Position description

The research team at the Centre for Effective Altruism is now looking to take on Summer Research Fellows in 2017 to pursue prioritisation research. This is an opportunity to work with leading researchers and make original contributions in a young and exciting field.
This is a continuation of the research internship programme previously run by the Global Priorities Project. Past participants have generally taken the lead on a project under the supervision of one of our researchers.


The research team primarily does research on prioritisation - questions of the form “How can we compare between different ways of helping the world?”. Our work includes both blue-sky theoretical modelling as well as more applied research based on cost-benefit analysis literature. Presently, our team has two full-time researchers who focus on prioritisation (Stefan Schubert and Max Dalton) and four part-time researchers who focus on prioritisation (Owen Cotton-Barratt, Amanda Askell, Ben Garfinkel and Pablo Stafforini).


A successful candidate will show an aptitude for independent research, good written communication skills, relevant knowledge, and an understanding of our work. Any level of educational background will be considered. In the past we have had interns join us while enrolled in undergraduate or postgraduate degrees, or with a doctorate.
The work will be fairly independent, with a distinct workstream probably involving stand-alone outputs. However, a member of our research staff will be deeply engaged with the work on a day-to-day basis and we see mentoring and professional development as a key part of the fellowship.

We support fellows by covering accommodation and expenses, but do not offer a salary. Start date and duration are flexible, though we expect the duration to be 4-10 weeks. We are able to provide appropriate visas for non-EU nationals, so we welcome applications from candidates all over the world.

We plan to offer two to four summer fellowships.

How to apply

Applicants should prepare a research proposal of 300-500 words. This should:

  • Identify a specific research question within the theme of prioritisation;
  • Briefly explain why the question is important;
  • Suggest how you might approach the question with a month’s work.
  • Flagging your uncertainties or concerns is encouraged. Aim to be to-the-point and clear, and feel free to use structures (sections, bullet-point lists) which facilitate this. The audience is our research team.

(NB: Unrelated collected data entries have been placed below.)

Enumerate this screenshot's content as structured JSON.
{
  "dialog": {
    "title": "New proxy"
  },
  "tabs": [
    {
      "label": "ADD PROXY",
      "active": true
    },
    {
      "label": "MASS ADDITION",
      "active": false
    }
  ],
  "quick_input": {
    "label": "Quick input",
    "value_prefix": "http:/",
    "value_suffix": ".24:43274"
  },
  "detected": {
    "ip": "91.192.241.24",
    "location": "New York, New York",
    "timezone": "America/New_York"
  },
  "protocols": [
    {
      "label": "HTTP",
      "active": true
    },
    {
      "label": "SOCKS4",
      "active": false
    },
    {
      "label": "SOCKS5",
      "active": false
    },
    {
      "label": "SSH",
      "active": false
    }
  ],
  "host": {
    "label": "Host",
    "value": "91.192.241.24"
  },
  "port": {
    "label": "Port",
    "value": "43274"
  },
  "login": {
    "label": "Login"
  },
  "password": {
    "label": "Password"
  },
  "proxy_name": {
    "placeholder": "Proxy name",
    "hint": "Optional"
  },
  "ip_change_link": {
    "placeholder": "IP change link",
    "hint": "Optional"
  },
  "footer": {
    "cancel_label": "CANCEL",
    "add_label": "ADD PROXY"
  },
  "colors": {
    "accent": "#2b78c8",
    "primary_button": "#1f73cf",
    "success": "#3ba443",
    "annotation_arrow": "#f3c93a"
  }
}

A successful candidate will not necessarily work on their proposed question, if we agree that there is a better one to address. Two key reasons why we are asking for a research proposal are that it tests a lot of relevant skills at once, and that it is independently a valuable exercise to undertake (for people considering research in this area).

In assessing the proposals, we will be looking for:

  • Clarity of language and communication;
  • Some familiarity with the field;
  • Appropriateness of question and suggested approach.

This is a relatively involved task, and including thinking time we’d expect people to spend between 3 and 6 hours on it, but up to a couple of days would be reasonable. We are not expecting the proposals to be perfect or ready-to-go; rather we would like to see how you think about it. We will provide feedback on at least the top ten research proposals submitted.

Please send this proposal as a pdf to along with a CV. You don’t need to send a covering letter, but you may send a short one as well if there’s something particular you want to draw our attention to. Questions about the role or process should be sent to the same address.

There will be two deadlines for the applications: January 10, 2017, and March 7, 2017. We expect to shortlist candidates and contact them in the week after the respective deadlines to arrange Skype interviews. We plan to offer one or two fellowships after each deadline; applications by the early deadline will automatically be considered in the second round.